Via Balloon Juice, I just came across a post by the inimitable Kevin Drum at Mother Jones. Apparently, the hubris of Wall St. is such that less than a year after the entire free market system nearly crashed due to bundled mortgages and bets made against them, Wall St. is back to bundling mortgages. Again.
As you probably know by now (you have been paying attention, haven't you?), banks are required to retain a certain amount of capital on their books. The capital is there to keep them solvent even if their assets lose value, so the amount they're required to have depends on how risky their assets are...
This was one of the reasons behind the CDO frenzy of the past few years. If you slice and dice a bundle of securities so that most of them are AAA-rated, then you can reduce the capital you need to back them up, which frees up that capital for other uses.
But then everything came crashing down, the ratings on those bundles tumbled, and suddenly banks had to pony up more capital to back them up. What to do? Answer: slice 'em and dice 'em all over again.
And how do we know this? The Wall Street Journal spills the goods in an article whose title alone should make anyone queasy:
Wall Street Wizardry Reworks Mortgages
A new wave of financial alchemy is emerging on Wall Street as banks and insurers seek to make soured securities look better. Regulators are pushing back, saying the transactions don't have enough substance and stand to benefit bankers and ratings firms.
The deals come as Wall Street firms, buoyed by surging markets, are seeking to profit from the unwinding of the complicated securities that helped fuel the credit crisis. Regulators, meanwhile, are struggling to prevent a recurrence of the crisis.
The popular deals are known as "re-remic," which stands for resecuritization of real-estate mortgage investment conduits. The way it works is that insurers and banks that hold battered securities on their books have Wall Street firms separate the good from the bad. The good mortgages are bundled together and create a security designed to get a higher rating. The weaker securities get low ratings.
The net result is financial firms' books look better and they need to hold less capital against those assets, even though they are the same assets they held before the transaction.
Resecuritization. So let's get something straight here. The financial crisis was caused by banks securitizing loans into big packages, supposedly divided into good stuff, mediocre stuff and bad stuff. The ratings agencies gave banks excellent ratings on most of the packages. $70 trillion of insurance bets were made against those packages in the form of CDOs. When those securitized packages turned out to be worth way less than most of the Wall St. wizards thought, the whole thing went kablooie, as there wasn't enough money in the world to cover the bets.
And Wall Street's answer to all this is...to do it all over again. Not, as we all feared, in a different bubble like precious metals or treasuries, while earnestly ensuring the last bubble didn't repeat.
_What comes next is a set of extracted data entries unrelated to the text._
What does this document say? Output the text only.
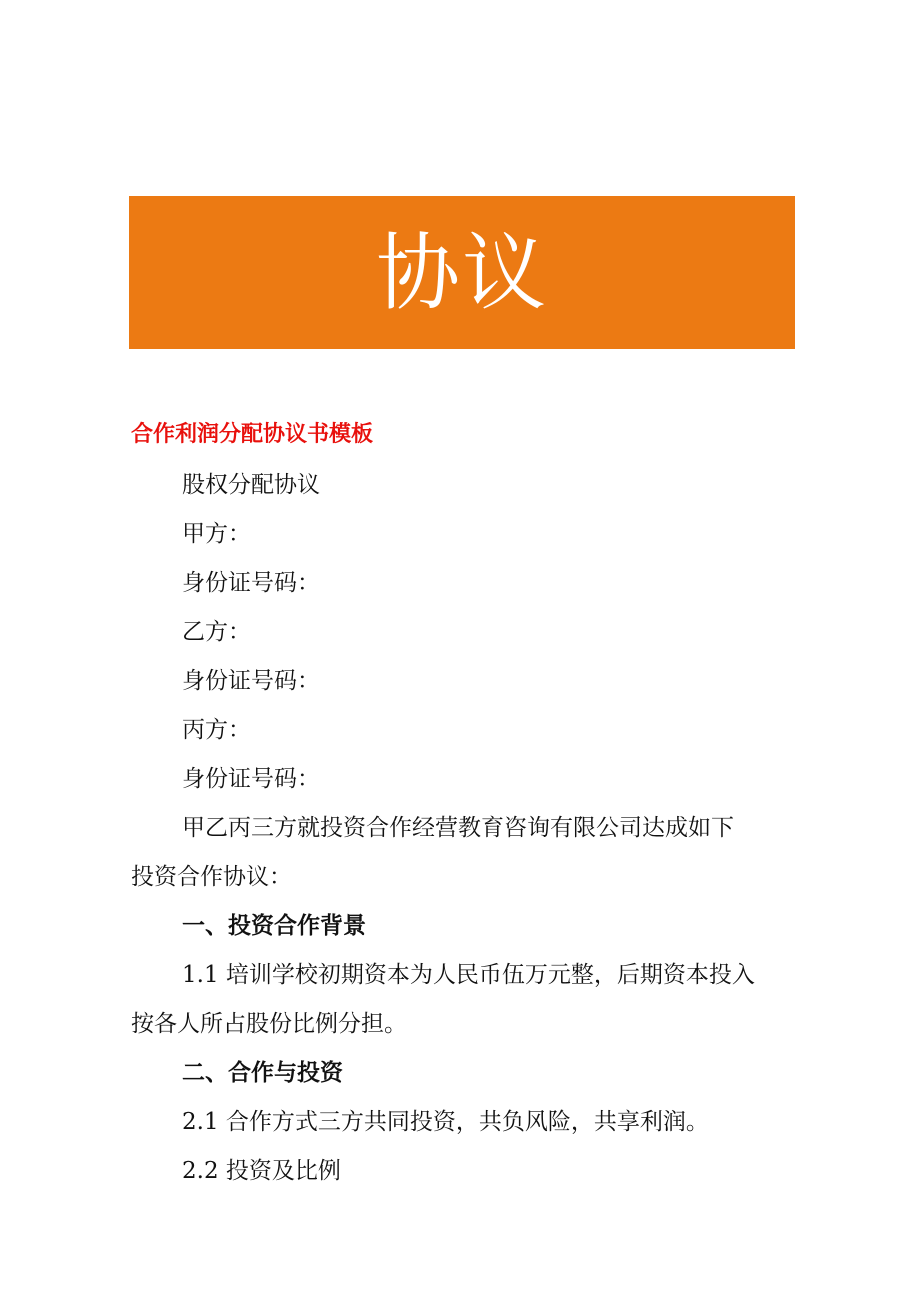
协议
合作利润分配协议书模板
股权分配协议
甲方：
身份证号码：
乙方：
身份证号码：
丙方：
身份证号码：
甲乙丙三方就投资合作经营教育咨询有限公司达成如下
投资合作协议：
一、投资合作背景
1.1 培训学校初期资本为人民币伍万元整，后期资本投入
按各人所占股份比例分担。
二、合作与投资
2.1 合作方式三方共同投资，共负风险，共享利润。
2.2 投资及比例
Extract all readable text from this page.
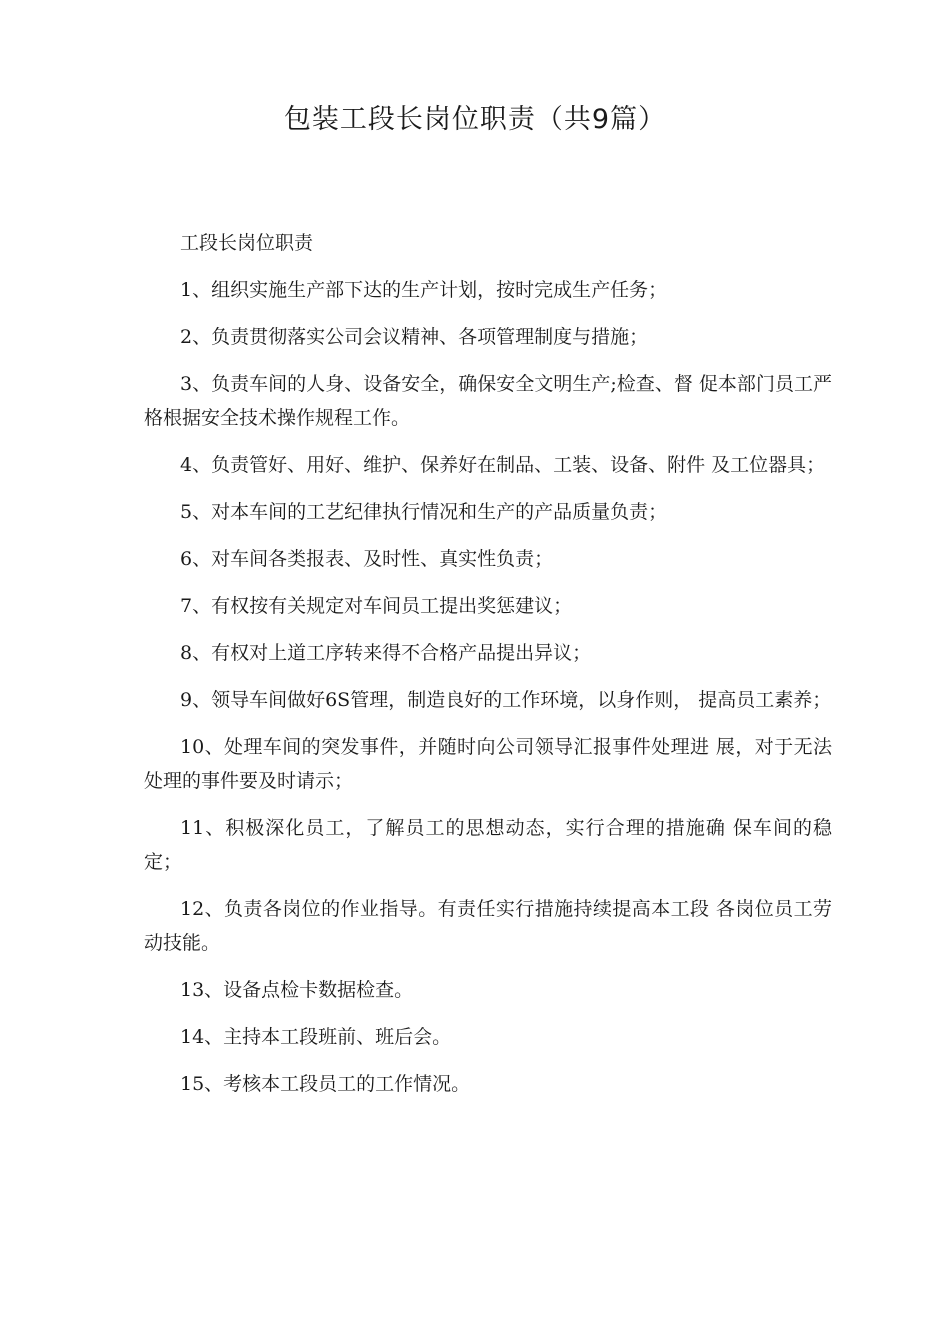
包装工段长岗位职责（共9篇）

工段长岗位职责

1、组织实施生产部下达的生产计划，按时完成生产任务；

2、负责贯彻落实公司会议精神、各项管理制度与措施；

3、负责车间的人身、设备安全，确保安全文明生产;检查、督 促本部门员工严格根据安全技术操作规程工作。

4、负责管好、用好、维护、保养好在制品、工装、设备、附件 及工位器具；

5、对本车间的工艺纪律执行情况和生产的产品质量负责；

6、对车间各类报表、及时性、真实性负责；

7、有权按有关规定对车间员工提出奖惩建议；

8、有权对上道工序转来得不合格产品提出异议；

9、领导车间做好6S管理，制造良好的工作环境，以身作则， 提高员工素养；

10、处理车间的突发事件，并随时向公司领导汇报事件处理进 展，对于无法处理的事件要及时请示；

11、积极深化员工，了解员工的思想动态，实行合理的措施确 保车间的稳定；

12、负责各岗位的作业指导。有责任实行措施持续提高本工段 各岗位员工劳动技能。

13、设备点检卡数据检查。

14、主持本工段班前、班后会。

15、考核本工段员工的工作情况。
No. The same bubble. Securitized mortgages. Again. You've gotta be fucking kidding.
And this isn't even a new development. This has been going on strong for a while now, apparently totally under the radar:
Wall Street analysts said activity in re-remics has ramped up this year, from a trickle in January to several billion dollars from March to June, with a big increase in volume in July, partly thanks to reviving credit markets.
Estimates of volume this year range from $30 billion to more than $90 billion. The transactions are typically done as private placements and aren't disclosed publicly...
"There is $350 billion to $400 billion in market value of securities with no natural buyer due to their rating," Barclays said in a June report. "The re-remic market provides a way out of this gridlock by creating new AAA securities, which are likely to be viewed as attractively priced." emphasis added
Yeah...so...there are a bunch of these mortgage bundles out there that don't look so hot now. Nobody will touch 'em because of their rating. Hey, I've got an idea! Let's repackage them with other loans to give them good ratings! Nobody's ever tried that before! And when it all comes crashing down again, whaddaya gonna do? Let the economy crash and die?
President Obama & Democrats in Congress, hear this loud and clear: Wall St. is completely, dangerously out of control, like a small hyperactive child playing with a blowtorch in an explosives factory. They've already sent our economy up in towering flames once, not even one year ago. And they're still playing with the same toys.
We can enact healthcare reform, cap and trade, Employee Free Choice, Don't Ask Don't Tell repeal, and anything and everything else. And that's great. But the economic crisis cost me half my income, and forced me to make layoffs at my research business. A couple hundred, even a couple thousand dollars on healthcare is pocket change by comparison.
Unless we take control of this situation, enact serious regulation and prevent Wall St. from going on a kamikaze death run for short-term profits again, none of it will matter. Please put the straitjacket on these criminally insane clowns before they hurt us all again. America can't withstand a second such economic blow.